Compliance for Private Limited Company in India after incorporation
In this article, We will take you through the post incorporation compliance required for Private Limited Company.
As we know that, Private Limited Company is the most suitable and democratic form of entity for carrying out business in India with a long term objective. It is also considered as the best suitable form of business for new start-ups planning to raise fund or looking for angel funding.
By registering a Private Limited Company, you being a founder/promoter enjoy numerous benefits like you can raise business fund, raise business loan, etc.,
But, to enjoy these benefits, you have to comply with the provisions of Companies Act, 2013.
If, you are one of those who has recently registered his/her company or just planning to do so.

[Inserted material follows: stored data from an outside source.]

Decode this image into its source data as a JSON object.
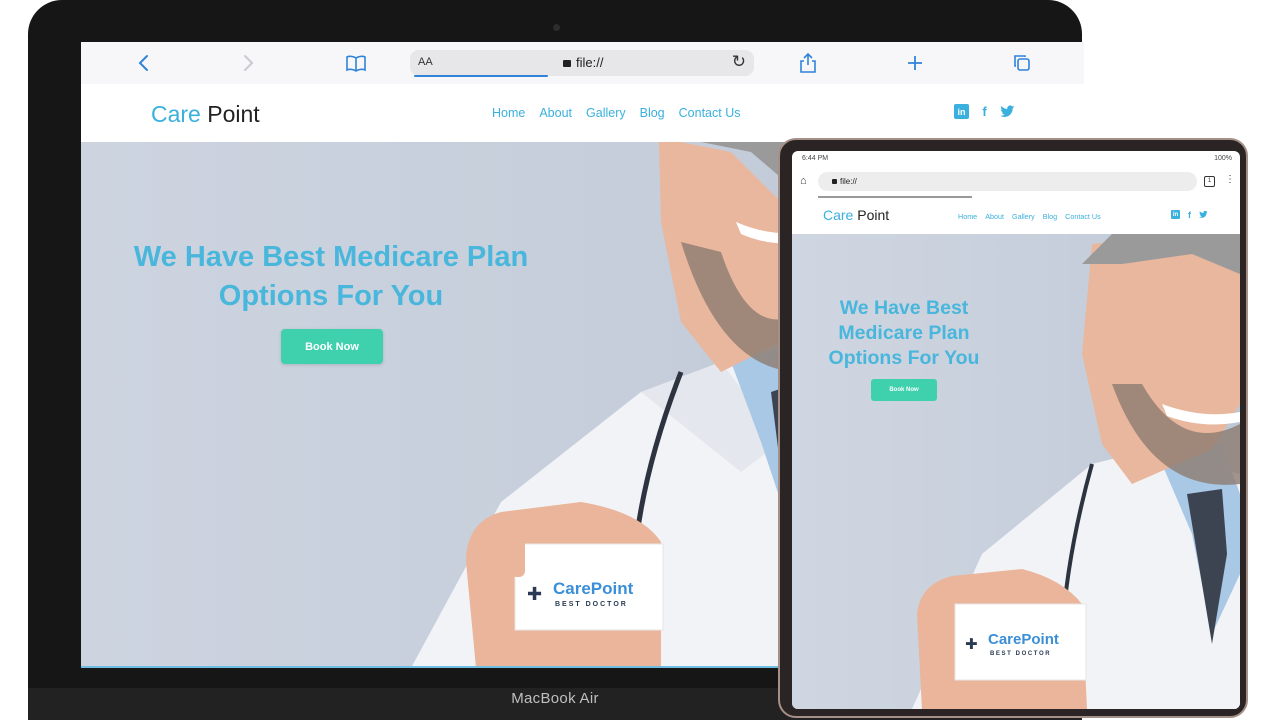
{
  "laptop": {
    "brand_label": "MacBook Air",
    "browser": {
      "text_size_label": "AA",
      "address": "file://"
    },
    "site": {
      "logo_care": "Care",
      "logo_point": " Point",
      "nav": [
        "Home",
        "About",
        "Gallery",
        "Blog",
        "Contact Us"
      ],
      "hero_title": "We Have Best Medicare Plan Options For You",
      "book_button": "Book Now",
      "card_brand": "CarePoint",
      "card_tagline": "BEST DOCTOR"
    }
  },
  "tablet": {
    "status": {
      "time": "6:44 PM",
      "battery": "100%"
    },
    "browser": {
      "address": "file://",
      "tab_count": "1"
    },
    "site": {
      "logo_care": "Care",
      "logo_point": " Point",
      "nav": [
        "Home",
        "About",
        "Gallery",
        "Blog",
        "Contact Us"
      ],
      "hero_title": "We Have Best Medicare Plan Options For You",
      "book_button": "Book Now",
      "card_brand": "CarePoint",
      "card_tagline": "BEST DOCTOR"
    }
  },
  "icons": {
    "social": [
      "linkedin-icon",
      "facebook-icon",
      "twitter-icon"
    ]
  },
  "colors": {
    "accent": "#3ab0de",
    "button": "#3fd0ae",
    "hero_bg": "#c6cedb"
  }
}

You must check out the below mentioned some mandatory compliance(s) for a Pvt Ltd Company in India, which needs to be completed after Incorporation.
Appointment of Auditor
One of the first compliance after receiving COI (Certificate of Incorporation) is the appointment of the first auditor of company.
As per the provisions of section 139(6) of Companies Act, 2013, the first auditor of the company shall be appointed by the Board within 30 days of Incorporation. In case, Board fails to do so, an EGM (Extra Ordinary General Meeting) shall be called within 90 days to appoint the first auditor.
Post incorporation compliance require the Board of Directors of the company to hold a board meeting within 30 days from the date of registration of the company.
The First meeting of the Board of Directors of a Private Limited Company shall be conducted within 30 days from the date of Incorporation of company.
- Minimum Four Board Meetings: At least four board meetings must be held in a calendar year (one meeting in every 3 months).
- In case of a Private Limited Company which is classified as a “Small Company”, at least two board meetings must be held in a calendar year (one meeting in every half year)
*Most of the startups fall within the category of “Small Company”.
- Minimum 2 directors or 1/3rd of the total number of directors, whichever is greater, are required to be present in meeting of the Board of Directors. The discussions of the meeting need to be drafted and recorded in the form of “Minutes of the Meeting” and maintained at the Registered Office of the Company.
- Intimation: Directors should be intimated about the date and purpose of the meeting by giving a notice at least 7 days in advance from the date of the meeting. (7 days advance notice)
Disclosure of Director’s Interest
Disclosure of director’s interest and declaration regarding disqualification is also one the important compliance after incorporation.
As per the provisions of companies act, that every directors of the company at the first meeting of board, will be required to disclose their concern or interest in other company(s),or bodies corporate, firms or other associations of individuals and also declare that they are not disqualified to become a director (section 164).
These disclosures are to include directorship and shareholding. This is an ongoing compliance as well; directors must disclose their other interests from time to time as required by the Companies Act.
Issue of Share Certificates
Issue of share certificate to the subscribers of memorandum (MOA) is also one of the post incorporation compliance.
Every company, within a period of two months from the date of incorporation, must issue & deliver the share certificates to the subscribers of the memorandum. This means that the subscriber has to remit the agreed subscription amount within 60 days from the date of incorporation.
Company(s) failing to do so within above stipulated time period will be liable to pay fine/penalty.
Failure by the company to deliver the share certificates will attract a fine of Rs. 25,000 but which may extend to Rs. 500,000. Also, every officer of the company who is in default shall be punishable with a fine of Rs. 10,000 but which may extend to Rs. 100,000.
Company: Rs. 25,000 but which may extend to Rs. 500,000.
Officer: Rs. 10,000 but which may extend to Rs. 100,000.
Registered Office Address
The registered office of a company is a place where all communication pertaining to company is send.
A company shall, on and from the 15th (fifteenth) day of its incorporation and at all times thereafter, have a registered office capable of receiving and acknowledging all communications and notices.
Company is required to furnish to the ROC (Registrar of Companies) within a period of 30 days of its incorporation, verification of its registered office in such manner as may be prescribed.
Apart from that, every company shall—
- paint or affix its name and the address of its registered office, and keep the same painted or affixed, on the outside of every office or place of business in legible letters,
- this board (paint/affix) must be of one of the languages in general use in that locality,
- have its name engraved in legible characters on its seal;if any
Apart from above mentioned mandatory compliance’s, there are other logistical compliances too, which every company must comply for smooth functioning of its operation.
Every Company should have its letterhead having mandatory particulars like its name, registered office address, CIN number (corporate Identity Number) along with telephone number, fax number (if any), e-mail id and website addresses, if any, printed on it.
PAN and TAN
After incorporation, every company must apply for a valid Permanent Account Number (PAN) and Tax Account Number (TAN).
Statutory Registers & Records
A Private Limited Company has to maintain various statutory registers and records as required by the Company law such as:
- Register of shares,
- Register of Members,
- Register of Directors
Besides, Incorporation documents of the company, Resolutions of the meetings of the Board of Directors, Minutes of the Board Meetings and Annual General Meeting etc are also required to be preserved by the Company.